Friday, November 30, 2007

Blogger Enhanced Post Editor

Bet you guys thought I forgot to post today, didn't you? C'mon, admit it. Tsk, tsk, no faith in me at all.

In fact, I'm posting this so late because I've spent all day putting together a Greasemonkey script to fiddle with the Blogger post editor. You can see the result on Userscripts.org.

And to give you an idea what it looks like…

Thursday, November 29, 2007

Encoding "data" URLs

"data" URLs can sometimes be useful for embedding small pieces of data when hosting a file is impossible or undesirable.

Two types of encoding are supported by data URLs — standard URL-escaped encoding and base64 encoding. (The result of the latter is technically URL-escaped as well, but none of the 65 symbols used actually require escaping.) Which encoding produces a shorter URL depends on what percentage of the characters it contains must be escaped in URLs. URL escaping triples the size of escaped characters (a percent sign followed by two hexadecimal digits) but leaves non-escaped characters intact, whereas base64 increases the size of all characters by ~33%.

This means that base64 is more efficient whenever the number of escape-requiring characters exceeds ~17% of the document's size:

3x + (1 - x) > 4/3 2x + 1 > 4/3 6x + 3 > 4 6x > 1 x > 1/6 = 16.6%

Related Links

Wednesday, November 28, 2007

Stupid Firefox tricks: Safari-style stop/reload button

Yup, still on my userChrome.css kick. This time, it's a way to make Firefox look like it has a Safari-style stop/reload button. First, arrange your toolbar so that your Reload button immediately follows the Stop button:

Stop button before the Reload button

Then, add the following code to your userChrome.css… when you restart your browser, the Stop button will only be visible when it is enabled and the Reload button will only be visible when Stop isn't.

/* safari-style stop/reload button */ #stop-button[disabled="true"] { display: none; } #stop-button:not([disabled="true"]) + #reload-button { display: none; }

Tuesday, November 27, 2007

Quote: Irrelevance is no excuse for ambiguity

Imagine you're giving someone driving directions to a house which is on a street which makes a loop. When the driver approaches the street, it doesn't matter which way they turn — either direction will get them to their destination, so you could simply omit it and skip straight to the street number. However, the poor driver is still going to be confused… unless you provide a direction or explicitly tell them that it doesn't matter, they won't know whether it's (A) irrelevant, (B) unintentionally omitted, (C) the result of incorrect instructions, …
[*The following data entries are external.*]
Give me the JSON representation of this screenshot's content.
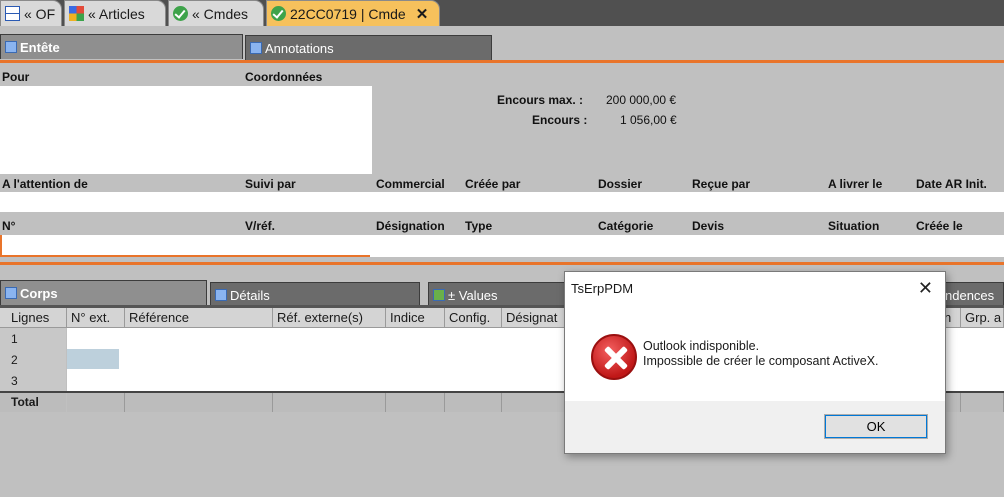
{
  "doc_tabs": [
    {
      "label": "« OF",
      "icon": "tree-icon"
    },
    {
      "label": "« Articles",
      "icon": "grid-icon"
    },
    {
      "label": "« Cmdes",
      "icon": "check-icon"
    },
    {
      "label": "22CC0719 | Cmde",
      "icon": "check-icon",
      "close": "✕"
    }
  ],
  "header_tabs": {
    "entete": "Entête",
    "annotations": "Annotations"
  },
  "header": {
    "pour": "Pour",
    "coordonnees": "Coordonnées",
    "encours_max_label": "Encours max. :",
    "encours_max_value": "200 000,00 €",
    "encours_label": "Encours :",
    "encours_value": "1 056,00 €",
    "row1": [
      "A l'attention de",
      "Suivi par",
      "Commercial",
      "Créée par",
      "Dossier",
      "Reçue par",
      "A livrer le",
      "Date AR Init."
    ],
    "row2": [
      "N°",
      "V/réf.",
      "Désignation",
      "Type",
      "Catégorie",
      "Devis",
      "Situation",
      "Créée le"
    ]
  },
  "body_tabs": {
    "corps": "Corps",
    "details": "Détails",
    "values": "± Values",
    "partial": "ndences"
  },
  "grid": {
    "columns": [
      "Lignes",
      "N° ext.",
      "Référence",
      "Réf. externe(s)",
      "Indice",
      "Config.",
      "Désignat",
      "n",
      "Grp. a"
    ],
    "rows": [
      "1",
      "2",
      "3"
    ],
    "total": "Total"
  },
  "dialog": {
    "title": "TsErpPDM",
    "close": "✕",
    "line1": "Outlook indisponible.",
    "line2": "Impossible de créer le composant ActiveX.",
    "ok": "OK"
  },
  "colors": {
    "accent": "#e9742a",
    "active_tab": "#f6c15c",
    "error": "#c01818"
  }
}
Instead, the person providing the instructions should either provide a direction or make it clear that both are acceptable. Irrelevance is no excuse for ambiguity.

Monday, November 26, 2007

Stupid Firefox tricks: colored tabs

When I switched from using PermaTabs to Tab Mix Plus for protected tabs, I missed PermaTabs' coloring them. Fortunately, this can be easily accomplished for Tab Mix Plus via userChrome.css — just add the following rules (and, of course, change the colors to taste).

/* yellow for locked tabs */ tab[locked=true] > * { background-color: #F2F2A9 !important; } /* green for protected tabs */ tab[protected=true] > * { background-color: #A9F2A9 !important; } /* blue for frozen tabs */ tab[locked=true][protected=true] > * { background-color: #A9F2F2 !important; }

Tab colors can also be triggered off a web site's <title> by using the tab's label= attribute. The following uses the CSS3 [attr^=startswith] selector to provide a simple Gmail notifier — if I leave Gmail on my Inbox, the tab turns red when new mail arrives.

/* Gmail new message flagging */ tab[label^="Gmail - Inbox"]:not([label^="Gmail - Inbox -"]) > * { background-color: #F2A9A9 !important; }

Sunday, November 25, 2007

Intro

This blog is an introspective record of odd things I think about and tangents I venture upon while working, mostly while writing code. I'll be trying to make at least one post a day (just to keep in habit).

stupid tricks
When a tool doesn't do exactly what I want it to, I'm prone to spending unreasonable amounts of time trying to "fix" it. If I'm successful, I call the result a "stupid trick". I don't necessarily research the problem exhaustively before beginning, so I don't guarantee these tricks to be unique or even the best approach. All I can really say is that I came up with them myself.
quotes
These are the unfortunate results of my attempts to phrase things cleverly. Some may have value, but most are simply the product of my ability to be easily amused.